Mad Man Charlie Peters Comes To Washington, Part One
We all know Kennedy’s line how success has a thousand fathers, and failure is an orphan. We know, too, those of us who follow those early years of the Peace Corps, that everyone who was there at the beginning, in one way or the other, winks and whispers, ‘well, if it wasn’t for me….’
The truth is that the backbone of the Peace Corps creation was Warren Wiggins and Bill Josephson and their ‘Towering Task’. That paper gave Shriver the spear he needed to carry. Harris Wofford was the philosopher/king of the Peace Corps, with his grand vision for the agency and the Volunteers. (Charlie Peters once said to me that everyday Wofford had a thousand new ideas and 999 of them were worthless, but the one good idea left was brilliant!)
We know, too, that Bill Moyers with his connection to LBJ saved the Peace Corps from being part of AID, and his role as Associate Director for Public Affairs created the image, the myth, and the mythology of the Peace Corps that has lasted all these years.
There was one other central person who really mattered in how the Peace Corps was developed, the man who from almost day one kept the agency on the straight and narrow, a person, Wiggins said, who had one of the “few first class minds” at the Peace Corps, and that was Charlie Peters, Chief of the Division of Evaluation.
Charlie was not a Mad Men type, (but he was really a Mad Man!). He would never have made it into the script, but he would have if this program was real and not made for t.v.
Charlie was from West Virginia. He was a small town lawyer and a state legislator. He was more of out the pages of Robert Penn Warren’s All the King’s Men then Madison Avenue world of advertising, but a good script writer (or novelist) would know they had a jewel in Charlie. Charlie Peters was the real deal. Ask any of the Evaluators who worked with him in those early years.
Charlie came from an important family in the rural West Virginia and he managed JFK’s successful campaign for the presidency, no easy thing to sell a Boston Catholic in that Protestant state.
During the 1960 campaign Charlie impressed everyone from Washington, everyone in the New Administration, all those Irish Boston Mafia: Larry O’Brien, Kenny O’Donnell, Bobby Kennedy, and when they asked Charlie what job he wanted in Washington, Charlie Peters said he wanted to work in the Peace Corps. They could have shit!
Kenny O’Donnell, for one, hated the whole idea of the Peace Corps. He told Bill Haddad, who ended up in the Peace Corps himself, that the Peace Corps was just a ‘campaign gimmick, a kooky, liberal reform idea.”
O’Donnell was part of the pragmatic Kennedy camp, as Coates Redmon pointed out in her book. Peters, however, coming from the back of the beyond, Charleston, West Virginia, had a vision of the future.

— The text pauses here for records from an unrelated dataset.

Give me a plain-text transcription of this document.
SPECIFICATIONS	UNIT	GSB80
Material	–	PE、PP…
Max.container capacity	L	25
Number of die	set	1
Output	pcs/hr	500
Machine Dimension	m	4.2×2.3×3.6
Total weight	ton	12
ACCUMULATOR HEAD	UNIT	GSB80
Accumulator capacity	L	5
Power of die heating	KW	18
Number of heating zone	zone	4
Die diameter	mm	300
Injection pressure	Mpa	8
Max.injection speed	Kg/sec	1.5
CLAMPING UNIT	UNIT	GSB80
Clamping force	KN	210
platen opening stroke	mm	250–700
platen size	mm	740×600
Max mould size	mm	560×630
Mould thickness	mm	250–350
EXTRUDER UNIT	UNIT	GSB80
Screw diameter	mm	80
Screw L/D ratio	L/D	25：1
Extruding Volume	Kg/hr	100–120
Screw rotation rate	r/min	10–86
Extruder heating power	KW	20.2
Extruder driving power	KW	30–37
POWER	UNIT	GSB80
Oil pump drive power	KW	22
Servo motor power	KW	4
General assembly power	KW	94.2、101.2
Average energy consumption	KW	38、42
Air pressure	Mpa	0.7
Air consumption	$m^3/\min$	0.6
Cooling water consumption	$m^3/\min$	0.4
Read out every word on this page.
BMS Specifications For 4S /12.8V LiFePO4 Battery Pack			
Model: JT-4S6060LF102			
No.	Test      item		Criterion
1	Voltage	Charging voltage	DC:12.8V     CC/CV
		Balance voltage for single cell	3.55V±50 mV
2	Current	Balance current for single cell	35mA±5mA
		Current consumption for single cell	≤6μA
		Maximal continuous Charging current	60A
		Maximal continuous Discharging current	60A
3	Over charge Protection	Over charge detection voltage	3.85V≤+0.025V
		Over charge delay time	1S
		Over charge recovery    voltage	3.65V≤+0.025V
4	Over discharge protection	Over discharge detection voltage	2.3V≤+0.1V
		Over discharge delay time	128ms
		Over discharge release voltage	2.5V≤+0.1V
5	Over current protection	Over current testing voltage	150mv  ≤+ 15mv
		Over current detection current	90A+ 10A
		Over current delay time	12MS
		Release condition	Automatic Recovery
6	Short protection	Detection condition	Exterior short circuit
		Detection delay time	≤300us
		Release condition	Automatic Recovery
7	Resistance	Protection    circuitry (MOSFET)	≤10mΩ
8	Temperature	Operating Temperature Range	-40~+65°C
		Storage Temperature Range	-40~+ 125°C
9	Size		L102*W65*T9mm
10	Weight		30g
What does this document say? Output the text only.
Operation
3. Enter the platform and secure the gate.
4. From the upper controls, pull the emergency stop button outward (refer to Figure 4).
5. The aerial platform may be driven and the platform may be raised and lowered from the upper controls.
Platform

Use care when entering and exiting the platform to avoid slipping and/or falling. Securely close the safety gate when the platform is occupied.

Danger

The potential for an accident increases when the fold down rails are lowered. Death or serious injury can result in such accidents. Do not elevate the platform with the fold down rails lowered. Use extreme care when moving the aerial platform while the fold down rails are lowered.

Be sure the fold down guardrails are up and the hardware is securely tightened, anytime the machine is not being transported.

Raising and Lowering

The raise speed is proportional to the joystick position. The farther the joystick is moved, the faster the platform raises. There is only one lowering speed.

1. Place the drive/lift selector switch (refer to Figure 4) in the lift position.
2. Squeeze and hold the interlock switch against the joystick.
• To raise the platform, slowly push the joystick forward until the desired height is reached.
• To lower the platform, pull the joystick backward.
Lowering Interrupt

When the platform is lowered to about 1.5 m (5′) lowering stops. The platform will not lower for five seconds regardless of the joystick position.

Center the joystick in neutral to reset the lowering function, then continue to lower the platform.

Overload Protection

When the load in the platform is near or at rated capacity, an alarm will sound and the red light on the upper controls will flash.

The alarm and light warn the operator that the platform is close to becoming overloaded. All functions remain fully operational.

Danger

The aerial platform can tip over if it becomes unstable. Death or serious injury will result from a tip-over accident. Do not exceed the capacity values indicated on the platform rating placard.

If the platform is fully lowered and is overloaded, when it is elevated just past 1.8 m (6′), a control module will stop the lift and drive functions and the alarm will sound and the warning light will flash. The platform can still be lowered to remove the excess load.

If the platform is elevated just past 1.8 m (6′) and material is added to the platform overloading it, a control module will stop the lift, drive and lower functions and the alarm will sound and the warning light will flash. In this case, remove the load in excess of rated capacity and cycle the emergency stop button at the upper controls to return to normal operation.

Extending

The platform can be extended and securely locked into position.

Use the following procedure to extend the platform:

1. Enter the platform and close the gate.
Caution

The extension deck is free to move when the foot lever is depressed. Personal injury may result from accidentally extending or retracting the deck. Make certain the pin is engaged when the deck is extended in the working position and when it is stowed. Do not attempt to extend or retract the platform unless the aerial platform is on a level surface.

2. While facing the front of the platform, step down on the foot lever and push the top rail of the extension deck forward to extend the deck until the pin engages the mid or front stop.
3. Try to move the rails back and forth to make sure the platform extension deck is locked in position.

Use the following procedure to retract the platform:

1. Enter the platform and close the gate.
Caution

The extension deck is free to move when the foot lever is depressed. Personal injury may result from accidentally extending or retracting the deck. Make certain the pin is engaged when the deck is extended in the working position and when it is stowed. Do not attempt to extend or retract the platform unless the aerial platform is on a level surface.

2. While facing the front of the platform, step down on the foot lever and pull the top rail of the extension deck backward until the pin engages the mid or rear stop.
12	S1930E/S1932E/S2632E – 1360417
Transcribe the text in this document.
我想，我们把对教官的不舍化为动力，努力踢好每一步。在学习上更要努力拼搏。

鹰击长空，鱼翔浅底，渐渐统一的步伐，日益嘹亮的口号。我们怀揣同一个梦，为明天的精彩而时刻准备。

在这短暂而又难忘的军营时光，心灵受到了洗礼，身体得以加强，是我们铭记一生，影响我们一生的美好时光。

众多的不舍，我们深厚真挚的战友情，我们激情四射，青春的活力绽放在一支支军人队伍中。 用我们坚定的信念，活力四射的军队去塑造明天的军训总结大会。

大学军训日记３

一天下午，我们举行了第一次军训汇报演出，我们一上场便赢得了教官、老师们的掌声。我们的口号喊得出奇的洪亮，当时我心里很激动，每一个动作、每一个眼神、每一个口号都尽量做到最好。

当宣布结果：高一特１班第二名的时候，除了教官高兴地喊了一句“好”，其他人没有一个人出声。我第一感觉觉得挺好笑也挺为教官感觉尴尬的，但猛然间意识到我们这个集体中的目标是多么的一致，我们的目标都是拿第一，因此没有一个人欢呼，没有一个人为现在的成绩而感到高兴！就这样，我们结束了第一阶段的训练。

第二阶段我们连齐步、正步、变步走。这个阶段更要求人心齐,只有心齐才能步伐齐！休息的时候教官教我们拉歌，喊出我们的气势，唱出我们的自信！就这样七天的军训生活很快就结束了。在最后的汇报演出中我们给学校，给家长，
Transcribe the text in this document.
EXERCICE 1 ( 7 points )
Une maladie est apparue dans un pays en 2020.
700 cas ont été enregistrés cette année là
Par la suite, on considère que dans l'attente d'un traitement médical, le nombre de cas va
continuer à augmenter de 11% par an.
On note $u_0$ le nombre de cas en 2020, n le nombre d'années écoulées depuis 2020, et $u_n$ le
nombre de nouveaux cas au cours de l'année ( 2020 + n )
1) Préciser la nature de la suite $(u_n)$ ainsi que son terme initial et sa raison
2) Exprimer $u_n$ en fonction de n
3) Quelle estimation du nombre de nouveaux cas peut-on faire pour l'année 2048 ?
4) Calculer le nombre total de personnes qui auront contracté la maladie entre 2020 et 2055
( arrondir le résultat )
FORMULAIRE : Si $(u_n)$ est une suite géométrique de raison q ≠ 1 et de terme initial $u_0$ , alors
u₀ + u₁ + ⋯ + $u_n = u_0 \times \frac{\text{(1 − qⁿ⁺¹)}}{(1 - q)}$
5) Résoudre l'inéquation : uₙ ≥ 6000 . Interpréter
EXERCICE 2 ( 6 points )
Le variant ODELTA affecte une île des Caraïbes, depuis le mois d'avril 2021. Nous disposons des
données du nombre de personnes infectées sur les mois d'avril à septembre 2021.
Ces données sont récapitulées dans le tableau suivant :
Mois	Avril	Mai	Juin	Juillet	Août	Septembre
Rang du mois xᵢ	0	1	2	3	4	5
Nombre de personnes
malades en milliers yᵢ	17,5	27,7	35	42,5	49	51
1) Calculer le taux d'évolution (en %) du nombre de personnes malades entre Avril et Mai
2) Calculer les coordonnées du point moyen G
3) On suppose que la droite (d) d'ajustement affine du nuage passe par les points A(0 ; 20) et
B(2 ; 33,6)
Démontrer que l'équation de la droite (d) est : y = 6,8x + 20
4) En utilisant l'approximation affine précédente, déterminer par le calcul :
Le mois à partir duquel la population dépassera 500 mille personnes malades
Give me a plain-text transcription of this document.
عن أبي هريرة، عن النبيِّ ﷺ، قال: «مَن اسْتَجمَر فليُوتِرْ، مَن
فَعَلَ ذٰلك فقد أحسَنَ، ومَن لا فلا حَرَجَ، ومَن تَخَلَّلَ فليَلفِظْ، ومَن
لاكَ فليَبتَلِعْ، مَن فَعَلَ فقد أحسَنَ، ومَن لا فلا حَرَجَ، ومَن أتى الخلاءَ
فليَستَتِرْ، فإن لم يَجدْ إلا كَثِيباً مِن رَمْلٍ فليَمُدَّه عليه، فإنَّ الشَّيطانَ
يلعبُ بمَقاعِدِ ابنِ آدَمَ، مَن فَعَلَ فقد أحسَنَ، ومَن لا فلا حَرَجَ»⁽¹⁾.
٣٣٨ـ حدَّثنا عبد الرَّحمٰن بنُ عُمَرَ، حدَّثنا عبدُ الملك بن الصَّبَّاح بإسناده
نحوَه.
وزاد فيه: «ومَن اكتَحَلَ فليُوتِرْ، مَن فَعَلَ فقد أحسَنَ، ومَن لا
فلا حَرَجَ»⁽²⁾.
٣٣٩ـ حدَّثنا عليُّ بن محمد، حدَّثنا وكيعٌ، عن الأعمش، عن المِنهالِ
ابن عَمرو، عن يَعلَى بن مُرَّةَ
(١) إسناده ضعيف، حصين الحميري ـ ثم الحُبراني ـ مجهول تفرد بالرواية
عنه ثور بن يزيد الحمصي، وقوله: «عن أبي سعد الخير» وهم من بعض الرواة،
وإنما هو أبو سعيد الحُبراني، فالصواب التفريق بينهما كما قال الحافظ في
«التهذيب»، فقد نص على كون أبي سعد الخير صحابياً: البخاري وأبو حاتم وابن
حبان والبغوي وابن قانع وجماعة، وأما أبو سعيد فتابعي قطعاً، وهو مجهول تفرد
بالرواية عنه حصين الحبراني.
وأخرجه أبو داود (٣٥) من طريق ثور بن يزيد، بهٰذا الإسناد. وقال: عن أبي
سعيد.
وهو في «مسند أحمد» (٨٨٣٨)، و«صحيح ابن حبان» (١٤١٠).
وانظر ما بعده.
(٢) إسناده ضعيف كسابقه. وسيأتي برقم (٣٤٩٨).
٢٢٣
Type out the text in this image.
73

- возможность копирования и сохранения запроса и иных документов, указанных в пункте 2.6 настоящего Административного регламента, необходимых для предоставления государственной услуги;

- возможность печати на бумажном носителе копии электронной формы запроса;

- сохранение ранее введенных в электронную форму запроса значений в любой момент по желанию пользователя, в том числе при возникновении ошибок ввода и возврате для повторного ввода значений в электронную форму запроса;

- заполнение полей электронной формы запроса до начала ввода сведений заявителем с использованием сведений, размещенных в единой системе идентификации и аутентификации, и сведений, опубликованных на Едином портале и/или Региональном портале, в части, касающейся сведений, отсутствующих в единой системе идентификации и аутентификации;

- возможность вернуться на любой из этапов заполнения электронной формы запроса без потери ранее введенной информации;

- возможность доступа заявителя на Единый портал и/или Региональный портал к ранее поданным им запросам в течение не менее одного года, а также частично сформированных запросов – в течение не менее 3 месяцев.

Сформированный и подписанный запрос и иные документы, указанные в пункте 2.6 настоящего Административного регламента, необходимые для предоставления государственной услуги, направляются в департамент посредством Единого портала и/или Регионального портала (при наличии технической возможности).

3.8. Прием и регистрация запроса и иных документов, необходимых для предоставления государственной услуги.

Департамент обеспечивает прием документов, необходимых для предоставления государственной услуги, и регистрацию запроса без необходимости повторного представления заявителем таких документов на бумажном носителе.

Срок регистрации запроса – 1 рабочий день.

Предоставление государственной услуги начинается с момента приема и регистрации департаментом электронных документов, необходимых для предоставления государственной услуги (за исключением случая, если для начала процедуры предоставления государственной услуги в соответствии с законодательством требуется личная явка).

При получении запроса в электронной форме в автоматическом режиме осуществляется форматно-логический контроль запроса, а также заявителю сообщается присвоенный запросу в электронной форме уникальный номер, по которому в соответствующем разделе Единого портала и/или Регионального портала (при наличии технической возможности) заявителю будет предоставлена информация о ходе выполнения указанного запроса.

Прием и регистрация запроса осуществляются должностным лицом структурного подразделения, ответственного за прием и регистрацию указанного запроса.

The Kennedy team owed Charlie for winning West Virginia so Kenny O’Donnell called Shriver and told him that Charlie Peters wanted to be part of the new Peace Corps. And to O’Donnell’s credit, he told Sarge that Charlie was the greatest thing since sliced bread.
Word spread quickly among the Mad Men that a great man was coming out of West Virginia to join the new administration. A great man who only wanted to work with the Peace Corps. He was coming to the Peace Corps with high praise from Kenny O’Donnell, Larry O’Brian, and Bobby Kennedy himself.
But who was Charlie Peters?
Shriver and the Mad Men would soon find out.
[End of Part One]
True enough. Charley was as unlike the other egomaniacs in the early Peace Corps, but he was – in his own way – an egomaniac. His idea of a discreet, almost underscover, Evaluation Division helped Peace Corps end bad programs, exit poor staff, and keep Peace Corps Washington’s eye on the ball: what was happening overseas.
He had no sentimental interest in Peace Corps Volunteers as such. He didn’t think we were “special.” That was a good mind set in those early days when Volunteers liked to make Washington-types think they really did walk on water.